Uno de los análisis quizás más curiosos –que develan la minuciosidad con la que Varea mira (y escucha) el cine argentino– está en las palabras malditas, malas o incómodas, que el cine no dijo o eludió. Uno de los ejemplos citados es la palabra “amante”, nunca dicha en Paraíso robado (José Arturo Pimentel, 1951), donde se alude a la infidelidad; pero que sí aparece en La vendedora de fantasías (Daniel Tinayre, 1950), donde “una tímida mujer recién casada (Mirtha Legrand) promete ser ‘una buena amante’, pero pronto se corrige: ‘una amante esposa’”. La palabra “puta”, por ejemplo, es pronunciada en silencio con el movimiento de labios de Carlos Estrada en Los pulpos (Carlos Hugo Christensen, 1948). A partir de aquí, Varea se detiene también en consideraciones respecto de las maneras de hablar del hombre y de la mujer, así como en las alusiones directas o indirectas a la homosexualidad.
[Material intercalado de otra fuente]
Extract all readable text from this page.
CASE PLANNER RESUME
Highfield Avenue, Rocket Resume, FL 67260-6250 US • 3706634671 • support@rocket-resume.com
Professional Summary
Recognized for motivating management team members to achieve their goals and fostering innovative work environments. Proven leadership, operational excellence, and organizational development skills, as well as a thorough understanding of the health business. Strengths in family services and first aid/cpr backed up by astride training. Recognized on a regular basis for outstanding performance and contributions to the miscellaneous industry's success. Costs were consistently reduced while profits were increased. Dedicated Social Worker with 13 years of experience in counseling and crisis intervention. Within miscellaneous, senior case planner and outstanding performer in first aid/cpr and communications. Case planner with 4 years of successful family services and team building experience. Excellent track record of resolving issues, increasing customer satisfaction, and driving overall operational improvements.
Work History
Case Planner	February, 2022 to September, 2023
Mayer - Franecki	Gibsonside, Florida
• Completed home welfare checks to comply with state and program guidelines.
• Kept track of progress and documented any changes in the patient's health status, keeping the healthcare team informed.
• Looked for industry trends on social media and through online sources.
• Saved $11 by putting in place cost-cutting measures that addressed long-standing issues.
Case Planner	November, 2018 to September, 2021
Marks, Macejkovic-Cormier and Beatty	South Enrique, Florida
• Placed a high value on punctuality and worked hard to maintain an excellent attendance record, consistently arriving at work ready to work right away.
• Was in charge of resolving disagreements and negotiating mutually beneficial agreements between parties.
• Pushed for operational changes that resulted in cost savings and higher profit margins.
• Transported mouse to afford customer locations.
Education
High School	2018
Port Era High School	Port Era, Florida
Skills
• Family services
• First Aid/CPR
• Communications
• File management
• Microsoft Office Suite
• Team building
Entre otras, hay dos cuestiones de sumo interés; por un lado, la inclusión o alusión a palabras tales como “Perón” o “peronismo” durante el cine de los años ’60; por otro, los usos y semánticas de la palabra “desaparecido” en títulos como Piedra libre (Torre Nilsson, 1975), Los años infames (Alejandro Doria, 1974), La muerte de Sebastián Arache y su pobre entierro (Nicolás Sarquís, 1972-1977), y El acto en cuestión (1993) donde su director Alejandro Agresti juega con su sentido a partir de un mago (Carlos Roffé) “que hace desaparecer cosas y personas, diciendo con desparpajo: ‘A todos nos gustaría hacer desaparecer algo’”.
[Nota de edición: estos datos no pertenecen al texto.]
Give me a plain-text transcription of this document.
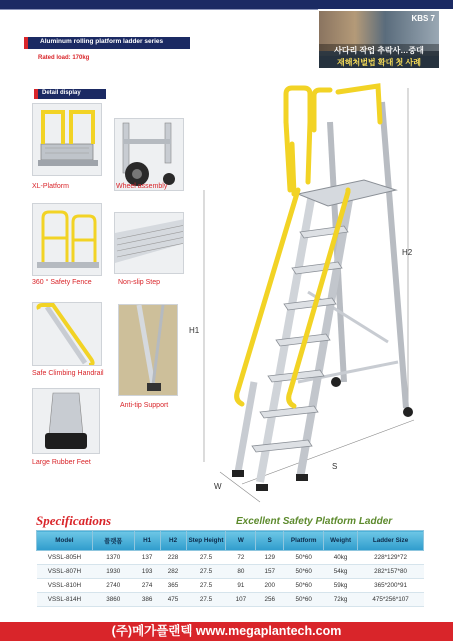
Aluminum rolling platform ladder series
Rated load: 170kg
KBS 7
사다리 작업 추락사…중대
재해처벌법 확대 첫 사례
Detail display
XL-Platform	Wheel assembly
360 ° Safety Fence	Non-slip Step
Safe Climbing Handrail
Anti-tip Support
Large Rubber Feet
H2
H1
S
W
Specifications	Excellent Safety Platform Ladder
Model	플랫폼	H1	H2	Step Height	W	S	Platform	Weight	Ladder Size
VSSL-805H	1370	137	228	27.5	72	129	50*60	40kg	228*129*72
VSSL-807H	1930	193	282	27.5	80	157	50*60	54kg	282*157*80
VSSL-810H	2740	274	365	27.5	91	200	50*60	59kg	365*200*91
VSSL-814H	3860	386	475	27.5	107	256	50*60	72kg	475*256*107
(주)메가플랜텍 www.megaplantech.com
Con el recupero de la democracia, Varea distingue la verborragia de la que se cubrieron muchas películas, las más de las veces entorpecidas por subrayados y un costumbrismo que siguió presente. Es notable la apreciación de Esperando la carroza (Alejandro Doria, 1985), merced a los gritos que la atraviesan y el rescate de las críticas de la época, como la de Claudio España en La Nación: “El espectáculo es fuerte y altisonante, nadie baja su discurso de una altura tímbrica que exaspera y llega al grito”.

A partir del cine de Martín Rejtman y el surgir de una nueva generación de directoras y directores como Lucrecia Martel, Israel Adrián Caetano, Albertina Carri, José Celestino Campusano, Mariano Llinás, entre muchos más, Varea distingue una “red de voces”, cuya etapa “aún permanece abierta”, donde “se observan ciertas novedades narrativas y estéticas que provocan o admiten chispazos en el idioma”. En lo relativo al lenguaje inclusivo –cuyo interés será menester atender en el cine por venir– el autor señala que “hasta el momento, ha tocado solo en forma lateral al cine argentino”.
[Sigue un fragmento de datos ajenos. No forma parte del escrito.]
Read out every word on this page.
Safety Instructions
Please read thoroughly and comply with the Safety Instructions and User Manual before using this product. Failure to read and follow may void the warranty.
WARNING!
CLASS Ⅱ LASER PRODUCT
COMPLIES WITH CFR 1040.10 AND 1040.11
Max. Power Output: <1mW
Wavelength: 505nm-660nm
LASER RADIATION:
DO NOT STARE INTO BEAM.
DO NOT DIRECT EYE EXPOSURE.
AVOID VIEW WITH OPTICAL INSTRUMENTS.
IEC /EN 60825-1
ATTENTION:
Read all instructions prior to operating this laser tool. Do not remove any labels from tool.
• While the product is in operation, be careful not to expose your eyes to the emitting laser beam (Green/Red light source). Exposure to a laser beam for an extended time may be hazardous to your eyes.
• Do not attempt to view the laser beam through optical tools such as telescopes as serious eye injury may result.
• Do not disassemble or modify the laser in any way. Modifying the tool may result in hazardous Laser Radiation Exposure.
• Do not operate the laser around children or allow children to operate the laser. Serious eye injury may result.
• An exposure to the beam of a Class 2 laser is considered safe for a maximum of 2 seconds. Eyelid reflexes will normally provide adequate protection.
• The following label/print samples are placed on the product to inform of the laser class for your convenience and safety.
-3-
El cine como eco permite una aproximación valiosa a la historia del cine argentino así como a su revisión, además de situarse en un lugar de análisis que pasará a ser de referencia para todo estudio posterior. Como dice en su epílogo el autor: “Entre alteraciones y paradojas, nuestra lengua sigue su curso, siendo parte ineludible de nuestras vidas”. Lo mismo se puede decir del cine.